In our study, high FAI-score was observed in 17% of patients on treatment compared with 33% of patients on no treatment at the time of their imaging. We did not find an association between either any statin or a high-intensity statin and FAI, whilst the low number of patients on PCSK9-inhibitors (2) at the time of CT prevented analysis. The impact of treatment dictated by FAI-score requires further interrogation in a larger cohort tracking MACE.

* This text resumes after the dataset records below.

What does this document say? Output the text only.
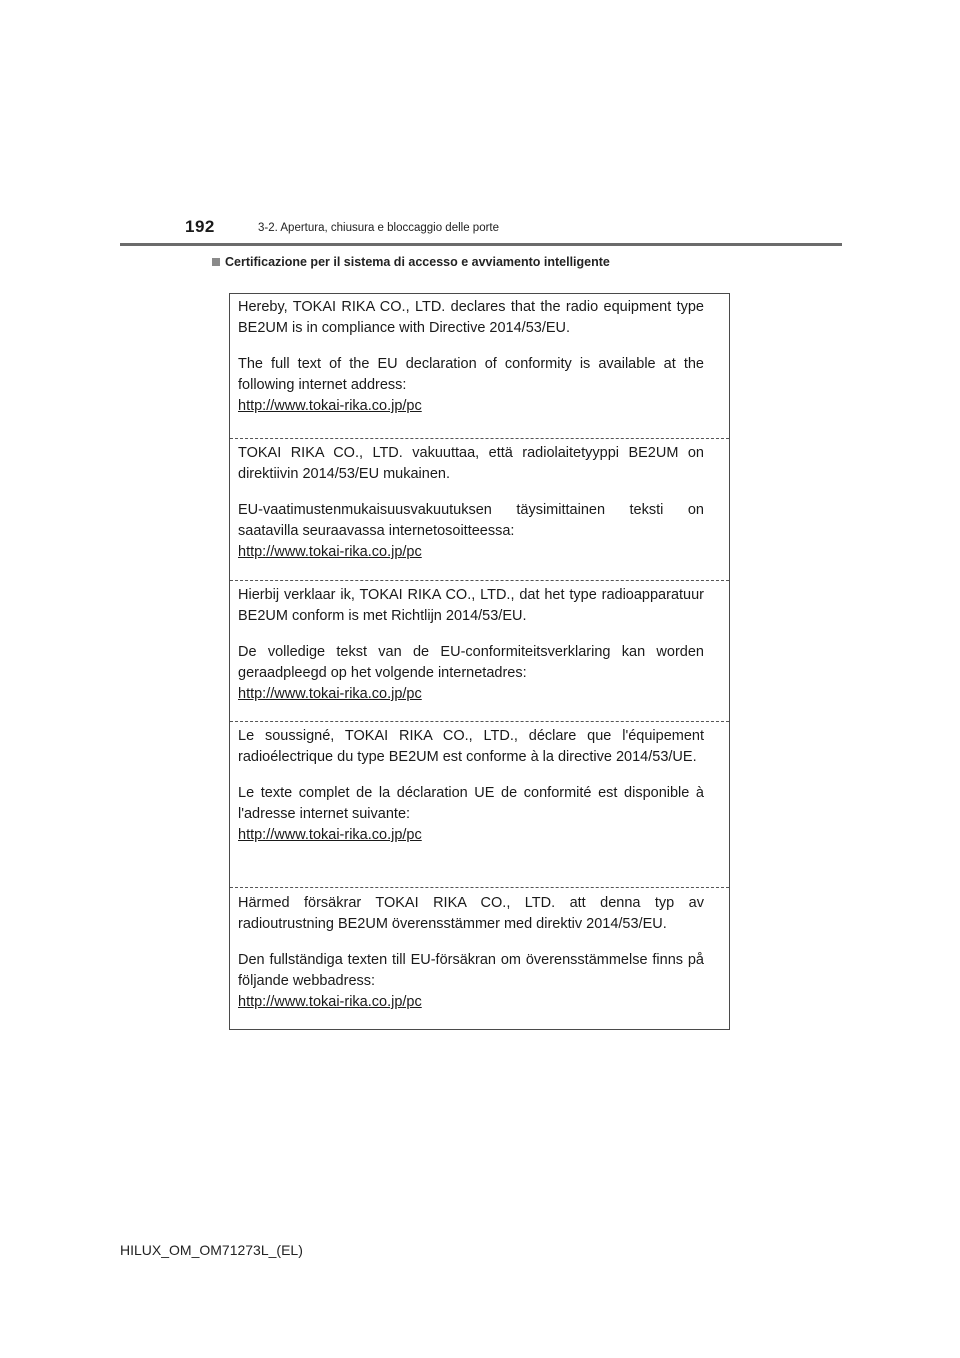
192	3-2. Apertura, chiusura e bloccaggio delle porte
Certificazione per il sistema di accesso e avviamento intelligente

Hereby, TOKAI RIKA CO., LTD. declares that the radio equipment type BE2UM is in compliance with Directive 2014/53/EU.

The full text of the EU declaration of conformity is available at the following internet address:

http://www.tokai-rika.co.jp/pc

TOKAI RIKA CO., LTD. vakuuttaa, että radiolaitetyyppi BE2UM on direktiivin 2014/53/EU mukainen.

EU-vaatimustenmukaisuusvakuutuksen täysimittainen teksti on saatavilla seuraavassa internetosoitteessa:

http://www.tokai-rika.co.jp/pc

Hierbij verklaar ik, TOKAI RIKA CO., LTD., dat het type radioapparatuur BE2UM conform is met Richtlijn 2014/53/EU.

De volledige tekst van de EU-conformiteitsverklaring kan worden geraadpleegd op het volgende internetadres:

http://www.tokai-rika.co.jp/pc

Le soussigné, TOKAI RIKA CO., LTD., déclare que l'équipement radioélectrique du type BE2UM est conforme à la directive 2014/53/UE.

Le texte complet de la déclaration UE de conformité est disponible à l'adresse internet suivante:

http://www.tokai-rika.co.jp/pc

Härmed försäkrar TOKAI RIKA CO., LTD. att denna typ av radioutrustning BE2UM överensstämmer med direktiv 2014/53/EU.

Den fullständiga texten till EU-försäkran om överensstämmelse finns på följande webbadress:

http://www.tokai-rika.co.jp/pc
HILUX_OM_OM71273L_(EL)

This exploratory pilot study is limited by its single-centre and retrospective design, limiting the ability to control for confounders. The modest sample size and heterogeneity of the population limit interpretation of findings, particularly sub-analyses, though offer exploratory, hypothesis-generating data. The patient cohort reflects clinician’s discretion as to which patients cardiac imaging were considered in, rather than a random process or systematically applied to all patients, leaving the potential for selection bias. This, combined with the modest sample size and single-centre design may limit the representativeness of the cohort and generalisability of our findings to differing lipid clinic populations.

Allowing for this though, study results demonstrate that the current methods of estimating risk are heterogeneous. The number of raters was modest, and the assessment of impact on management was based on hypothetical decision-making rather than the prospective decisions taken in each case, which may not represent broader clinical practice. However, the use of real-world consecutive clinical cases referred for cardiac CT enhances its application to the lipid clinic and reflects current practice. Further, the involvement of clinicians from a variety of institutions across the UK demonstrates a sampling of clinical practice and adds weight to findings.

The relatively large number of sequential responses required within the survey may have risked a degree of response-fatigue. This was mitigated by allowing respondents to pause, exit and return at the same point, completing the survey over multiple sittings at a time to suit them. A potential lack of clinician routine exposure to CCTA prior to participation results may have influenced responses, though this was partially addressed by the provision of standardised supplemental educational material to all respondents and reflects current practice. Further research will need to consider the health economic and longer-term clinical impact of CCTA +/- FAI versus standard of care in larger, prospective multi-centre cohort studies.